И подхватил и понес его поток странного чувства. Почудилось ему вдруг, что все это уже было с ним, стоял он, где сейчас стоит, с теми же людьми и те же самые мысли тревожили душу, которая и теперь вот томится, вспоминая, когда же и где это было. Может, голос глубинной крови заговорил? От человека к человеку, от поколения к поколению несет она с собой подспудную память о минувшем времени. Он, Жребенцев, — семечко, он — ветка дерева, выраставшего здесь из глубины веков. Иначе откуда это узнавание, знобящее ощущение своей причастности к этому полю, этим людям на нем?
— Садитесь, садитесь, милые, — весело распоряжался Андрей Иванович. — На снопы и садитесь. Начинать будем!

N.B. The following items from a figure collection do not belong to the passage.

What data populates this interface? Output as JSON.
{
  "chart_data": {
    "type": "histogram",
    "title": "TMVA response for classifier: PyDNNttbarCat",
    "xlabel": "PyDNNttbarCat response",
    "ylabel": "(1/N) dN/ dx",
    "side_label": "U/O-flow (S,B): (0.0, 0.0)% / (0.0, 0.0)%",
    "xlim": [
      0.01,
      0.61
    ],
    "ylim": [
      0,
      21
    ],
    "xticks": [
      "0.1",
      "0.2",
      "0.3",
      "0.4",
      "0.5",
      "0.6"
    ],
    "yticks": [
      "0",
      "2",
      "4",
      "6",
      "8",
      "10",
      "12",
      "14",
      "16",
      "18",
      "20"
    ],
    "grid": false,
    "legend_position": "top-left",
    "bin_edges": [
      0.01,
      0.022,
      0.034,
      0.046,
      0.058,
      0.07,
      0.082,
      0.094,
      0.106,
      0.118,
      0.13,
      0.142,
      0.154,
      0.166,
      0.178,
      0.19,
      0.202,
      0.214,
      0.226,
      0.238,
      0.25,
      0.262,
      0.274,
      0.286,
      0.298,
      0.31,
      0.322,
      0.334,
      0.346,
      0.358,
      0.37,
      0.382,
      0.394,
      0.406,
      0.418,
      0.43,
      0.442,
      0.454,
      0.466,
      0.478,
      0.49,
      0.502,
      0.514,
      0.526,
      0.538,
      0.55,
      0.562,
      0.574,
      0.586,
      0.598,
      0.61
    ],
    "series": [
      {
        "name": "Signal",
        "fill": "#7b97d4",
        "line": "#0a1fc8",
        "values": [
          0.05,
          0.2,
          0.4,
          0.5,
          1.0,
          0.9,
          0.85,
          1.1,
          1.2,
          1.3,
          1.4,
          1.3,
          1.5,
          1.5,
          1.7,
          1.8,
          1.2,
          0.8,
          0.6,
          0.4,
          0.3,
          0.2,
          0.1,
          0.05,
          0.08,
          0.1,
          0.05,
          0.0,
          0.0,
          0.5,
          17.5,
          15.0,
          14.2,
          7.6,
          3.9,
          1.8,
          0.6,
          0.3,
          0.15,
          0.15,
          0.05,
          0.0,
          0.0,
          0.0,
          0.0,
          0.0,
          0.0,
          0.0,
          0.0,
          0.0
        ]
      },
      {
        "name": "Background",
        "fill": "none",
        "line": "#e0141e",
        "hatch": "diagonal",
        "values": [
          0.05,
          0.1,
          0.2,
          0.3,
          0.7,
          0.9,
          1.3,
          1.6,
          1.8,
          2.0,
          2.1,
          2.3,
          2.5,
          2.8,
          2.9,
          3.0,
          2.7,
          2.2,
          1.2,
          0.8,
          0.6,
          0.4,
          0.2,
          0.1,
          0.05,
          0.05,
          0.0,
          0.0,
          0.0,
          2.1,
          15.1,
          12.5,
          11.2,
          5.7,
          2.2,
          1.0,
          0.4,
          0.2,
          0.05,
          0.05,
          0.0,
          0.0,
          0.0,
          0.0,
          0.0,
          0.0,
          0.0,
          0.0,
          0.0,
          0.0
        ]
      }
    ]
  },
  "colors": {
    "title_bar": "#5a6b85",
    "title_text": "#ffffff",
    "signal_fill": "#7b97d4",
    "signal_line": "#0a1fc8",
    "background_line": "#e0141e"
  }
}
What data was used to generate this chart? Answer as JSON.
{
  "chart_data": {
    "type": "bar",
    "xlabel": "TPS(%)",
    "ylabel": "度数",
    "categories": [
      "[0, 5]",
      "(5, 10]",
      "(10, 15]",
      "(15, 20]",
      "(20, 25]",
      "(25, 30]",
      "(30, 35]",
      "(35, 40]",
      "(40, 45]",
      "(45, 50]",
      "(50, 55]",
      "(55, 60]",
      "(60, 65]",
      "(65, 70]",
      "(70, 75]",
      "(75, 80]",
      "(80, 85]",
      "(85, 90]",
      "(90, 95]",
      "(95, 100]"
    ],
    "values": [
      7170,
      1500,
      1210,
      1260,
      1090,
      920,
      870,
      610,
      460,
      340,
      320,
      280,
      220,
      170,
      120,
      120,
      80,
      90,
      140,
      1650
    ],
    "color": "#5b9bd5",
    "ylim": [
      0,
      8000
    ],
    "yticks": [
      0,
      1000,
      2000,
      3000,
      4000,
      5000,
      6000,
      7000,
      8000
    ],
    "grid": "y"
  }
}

Губы председателя шевелились, но слов Жребенцев не слышал. Он смотрел в ширь Дивного поля и старался представить себе, каким оно было десять столетий назад. Пустынным, с парящим в небесной выси одиноким коршуном? Или шумным, многолюдным, уставленным, как утверждает Андрей Иванович, кумирами? Жребенцев вспомнил уроки в школе. Как их называли, славянских богов? Перун, Велес, Дажбог, Хорс, Стрибог… И был еще краснорожий, в желтых завитушках вокруг лобастой головы, оскалившийся в широченной улыбке податель солнечных лучей Ярило. Сиреневое марево, ставшее над Дивным полем (то собиралась дождевая туча), начало ткаться в нечто зыбкое, волнообразное и, кажется, живое. Это были даже не призраки, а слабые тени того, что остается от плоти, когда она достигает нас, преодолев путь в десять веков, — это увидишь лишь зрением сердца, да и то не в любую минуту.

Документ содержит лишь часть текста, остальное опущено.